3. Analytical Electronic Friction Coefficient: In the slow-motion limit, the authors derived an analytical expression for the electronic friction coefficient ($\eta(z)$). This coefficient quantifies the dissipative force slowing the adsorbate due to e-h pair excitations in the metal.
4. Connection to Marcus Theory: The formalism was shown to reduce to the standard Marcus theory in the limit of a static adsorbate and high temperature ($k_B T \gg \Delta$), validating the approach against established electrochemical theory.
5. Sticking Probability Estimation: By calculating the probability of e-h excitation, the authors estimated the sticking probability of the adsorbate, linking energy dissipation directly to the likelihood of adsorption.

4. Key Results

Numerical calculations were performed for a proton coupled electron transfer (PCET) reaction (Volmer process) on a metal electrode.

• Velocity Dependence:
  • As the adsorbate velocity ($v$) increases, the orbital occupancy deviates significantly from the adiabatic value.
  • Asymmetry: The occupancy becomes highly asymmetric between the incoming and outgoing trajectories. For fast velocities, the orbital filling is delayed (retarded), and the maximum occupancy is reduced.
  • Suppression: At thermal velocities, the electron transfer rate is significantly lower (approx. 4 times) than the adiabatic rate.
• Solvent Reorganization Energy ($\lambda$):
  • Stronger coupling to the solvent (larger $\lambda$) renormalizes the adsorbate energy level further away from the Fermi level ($\epsilon_F$).
  • This shifts the point of Fermi level crossing to distances closer to the metal surface, where the resonance width ($\Delta$) is larger.
  • Counter-intuitive Finding: While strong $\lambda$ usually implies high reorganization energy, in this dynamic context, weak $\lambda$ leads to higher energy loss. This is because weak $\lambda$ allows the Fermi level crossing to occur far from the surface (where $\Delta$ is small), maximizing the time available for non-adiabatic e-h excitation.
• Electronic Friction and Energy Dissipation:
  • The electronic friction coefficient $\eta(z)$ peaks where the adsorbate energy level crosses the Fermi level.
  • Electrode Potential ($\phi$): Making the electrode potential more negative shifts the energy level crossing away from the surface. This broadens the friction profile and increases the total energy dissipation, thereby increasing the probability of the adsorbate "sticking" (being trapped) on the surface.
• Sticking Probability:
  • The probability of adsorption ($S$) is high when the average energy loss exceeds the initial kinetic energy.
  • $S$ is maximized for small $\lambda$ (weak solvent coupling) and negative electrode potentials, as these conditions maximize energy dissipation into the metal.

5. Significance

This work provides a critical bridge between surface physics (metal-adsorbate dynamics) and electrochemistry (solvent effects).

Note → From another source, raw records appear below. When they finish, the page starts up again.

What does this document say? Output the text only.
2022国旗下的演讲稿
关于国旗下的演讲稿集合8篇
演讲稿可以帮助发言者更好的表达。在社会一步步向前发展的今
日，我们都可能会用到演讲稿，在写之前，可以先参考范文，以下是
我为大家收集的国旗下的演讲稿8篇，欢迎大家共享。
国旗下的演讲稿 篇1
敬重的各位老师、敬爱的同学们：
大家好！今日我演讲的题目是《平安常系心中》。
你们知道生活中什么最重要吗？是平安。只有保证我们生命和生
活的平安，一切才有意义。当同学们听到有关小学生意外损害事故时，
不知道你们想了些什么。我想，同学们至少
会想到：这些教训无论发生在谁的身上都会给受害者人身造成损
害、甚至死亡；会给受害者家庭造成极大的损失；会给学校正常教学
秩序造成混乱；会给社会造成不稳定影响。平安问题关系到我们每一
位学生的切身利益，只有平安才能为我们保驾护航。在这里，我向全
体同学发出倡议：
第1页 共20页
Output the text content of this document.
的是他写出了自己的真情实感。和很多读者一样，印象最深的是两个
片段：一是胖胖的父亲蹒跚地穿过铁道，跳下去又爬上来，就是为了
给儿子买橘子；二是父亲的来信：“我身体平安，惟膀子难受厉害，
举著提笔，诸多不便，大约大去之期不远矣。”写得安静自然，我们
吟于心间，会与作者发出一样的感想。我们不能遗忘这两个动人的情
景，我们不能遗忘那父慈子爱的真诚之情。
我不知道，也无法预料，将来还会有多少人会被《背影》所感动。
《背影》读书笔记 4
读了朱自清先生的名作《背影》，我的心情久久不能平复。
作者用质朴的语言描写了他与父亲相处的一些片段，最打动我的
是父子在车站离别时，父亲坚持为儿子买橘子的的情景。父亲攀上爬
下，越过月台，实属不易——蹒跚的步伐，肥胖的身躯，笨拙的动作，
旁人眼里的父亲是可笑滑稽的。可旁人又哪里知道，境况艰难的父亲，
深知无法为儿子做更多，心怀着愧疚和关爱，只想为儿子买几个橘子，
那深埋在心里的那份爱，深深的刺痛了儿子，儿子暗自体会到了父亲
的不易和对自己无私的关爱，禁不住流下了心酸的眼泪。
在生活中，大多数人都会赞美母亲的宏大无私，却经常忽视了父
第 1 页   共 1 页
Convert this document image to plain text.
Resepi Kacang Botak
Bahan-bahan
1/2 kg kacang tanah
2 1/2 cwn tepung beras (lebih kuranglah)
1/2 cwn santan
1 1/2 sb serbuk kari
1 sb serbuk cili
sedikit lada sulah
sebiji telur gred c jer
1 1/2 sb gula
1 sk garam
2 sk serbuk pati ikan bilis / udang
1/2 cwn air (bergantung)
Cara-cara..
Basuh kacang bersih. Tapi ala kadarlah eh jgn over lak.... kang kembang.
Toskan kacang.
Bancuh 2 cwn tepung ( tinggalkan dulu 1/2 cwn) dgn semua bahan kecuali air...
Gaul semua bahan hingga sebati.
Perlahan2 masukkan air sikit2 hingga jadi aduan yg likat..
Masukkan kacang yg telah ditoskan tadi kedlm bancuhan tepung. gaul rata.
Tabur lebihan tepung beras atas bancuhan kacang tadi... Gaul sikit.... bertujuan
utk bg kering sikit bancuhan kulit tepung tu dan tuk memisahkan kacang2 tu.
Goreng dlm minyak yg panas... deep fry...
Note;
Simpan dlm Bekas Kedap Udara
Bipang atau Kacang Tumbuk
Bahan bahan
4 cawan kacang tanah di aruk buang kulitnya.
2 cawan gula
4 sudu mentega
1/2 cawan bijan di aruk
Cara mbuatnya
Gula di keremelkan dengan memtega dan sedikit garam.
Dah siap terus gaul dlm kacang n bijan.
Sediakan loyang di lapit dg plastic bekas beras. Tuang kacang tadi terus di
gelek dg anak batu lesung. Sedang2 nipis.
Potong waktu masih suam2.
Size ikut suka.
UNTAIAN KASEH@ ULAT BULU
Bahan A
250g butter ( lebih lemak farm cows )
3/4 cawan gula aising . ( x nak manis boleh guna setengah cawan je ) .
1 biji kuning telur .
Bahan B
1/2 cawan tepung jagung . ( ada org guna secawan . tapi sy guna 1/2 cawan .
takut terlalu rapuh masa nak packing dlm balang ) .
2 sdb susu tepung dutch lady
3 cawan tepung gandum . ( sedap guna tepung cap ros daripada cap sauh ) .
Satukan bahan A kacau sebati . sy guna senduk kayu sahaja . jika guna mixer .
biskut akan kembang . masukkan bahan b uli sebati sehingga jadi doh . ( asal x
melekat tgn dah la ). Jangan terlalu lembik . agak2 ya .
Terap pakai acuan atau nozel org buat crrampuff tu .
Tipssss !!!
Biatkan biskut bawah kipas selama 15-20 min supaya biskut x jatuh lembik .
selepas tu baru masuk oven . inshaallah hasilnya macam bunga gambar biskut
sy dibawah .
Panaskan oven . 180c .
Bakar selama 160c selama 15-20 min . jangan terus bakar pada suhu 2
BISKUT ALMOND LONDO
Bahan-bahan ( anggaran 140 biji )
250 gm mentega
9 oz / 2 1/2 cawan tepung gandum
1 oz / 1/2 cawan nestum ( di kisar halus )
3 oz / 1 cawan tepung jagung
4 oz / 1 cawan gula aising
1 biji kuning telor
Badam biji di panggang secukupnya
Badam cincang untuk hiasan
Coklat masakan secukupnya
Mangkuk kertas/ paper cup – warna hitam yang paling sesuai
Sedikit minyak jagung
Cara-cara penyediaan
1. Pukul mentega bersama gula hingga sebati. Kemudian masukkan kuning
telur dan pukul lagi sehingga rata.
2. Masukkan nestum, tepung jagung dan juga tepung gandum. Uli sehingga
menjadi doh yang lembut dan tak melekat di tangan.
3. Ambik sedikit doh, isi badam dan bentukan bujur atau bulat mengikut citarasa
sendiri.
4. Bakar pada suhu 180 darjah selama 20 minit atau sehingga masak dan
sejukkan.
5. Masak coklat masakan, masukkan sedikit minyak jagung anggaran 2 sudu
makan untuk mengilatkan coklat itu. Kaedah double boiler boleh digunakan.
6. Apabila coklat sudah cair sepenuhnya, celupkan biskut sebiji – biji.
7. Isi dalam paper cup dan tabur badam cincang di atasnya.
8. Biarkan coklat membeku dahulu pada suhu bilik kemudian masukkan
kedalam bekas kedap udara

• Beyond Born-Oppenheimer: It rigorously quantifies the breakdown of the Born-Oppenheimer approximation in electrochemical reactions, showing that finite velocity effects cannot be ignored even for "slow" thermal processes.
• Design of Electrochemical Systems: The findings suggest that controlling the solvent environment (reorganization energy) and electrode potential can actively tune the energy dissipation pathways. This is crucial for optimizing reaction rates in fuel cells, batteries, and electrocatalysis where adsorbate dynamics play a role.
• Theoretical Framework: The derived analytical expressions for electronic friction and the connection to e-h excitation probabilities offer a powerful tool for predicting reaction outcomes in dynamic electrochemical environments without resorting to computationally expensive full quantum dynamics simulations.